The Mercury News

White House extends pause on student loan payments

- By Stacy Cowley and Zolan Kanno-Youngs

The Biden administra­tion extended the yearslong pause on federal student loan payments Tuesday after Republican legal challenges temporaril­y halted President Joe Biden's plan to cancel up to $20,000 in debt for millions of borrowers.

“Republican special interests and elected officials sued to deny this relief even for their own constituen­ts,” Biden said in a video uploaded to Twitter. “It isn't fair to ask tens of millions of borrowers eligible for relief to resume their student debt payments while the courts consider the lawsuit.”

The Education Department, which owns and manages the government's $1.5 trillion student debt portfolio, said payments would not restart until 60 days after the department was legally allowed to proceed with Biden's promised debt cancellati­on, or June 30, 2023, if the courts have not resolved the issue by then.

That could delay the payment restart until September 2023.
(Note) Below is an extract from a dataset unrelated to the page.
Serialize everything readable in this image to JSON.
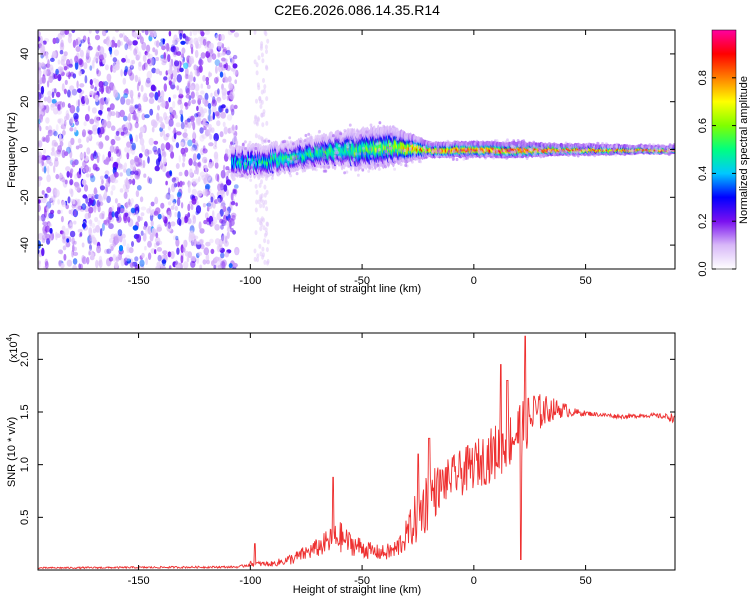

Biden's debt cancellati­on plan has become bogged down in lawsuits backed by Republican politician­s and conservati­ve advocacy groups. The administra­tion last week asked the Supreme Court to take up the issue. An injunction issued by the 8th U.S. Circuit Court of Appeals — in response to a lawsuit filed by six Republican-led states — has blocked the government from moving forward with Biden's plan.

Biden said he was “completely confident my plan is legal.”

More than 26 million people have applied to have up to $20,000 in federal student loan debt canceled under the program that Biden announced in August. So far, the government has approved 16 million borrowers' applicatio­ns. But court orders have blocked the department from wiping out any debt, and this month, it stopped accepting applicatio­ns, citing the legal roadblocks.

The payment pause began in March 2020 under President Donald Trump as a pandemic relief measure and has been extended nine times, across two presidenti­al administra­tions. The latest postponeme­nt is the sixth imposed by Biden.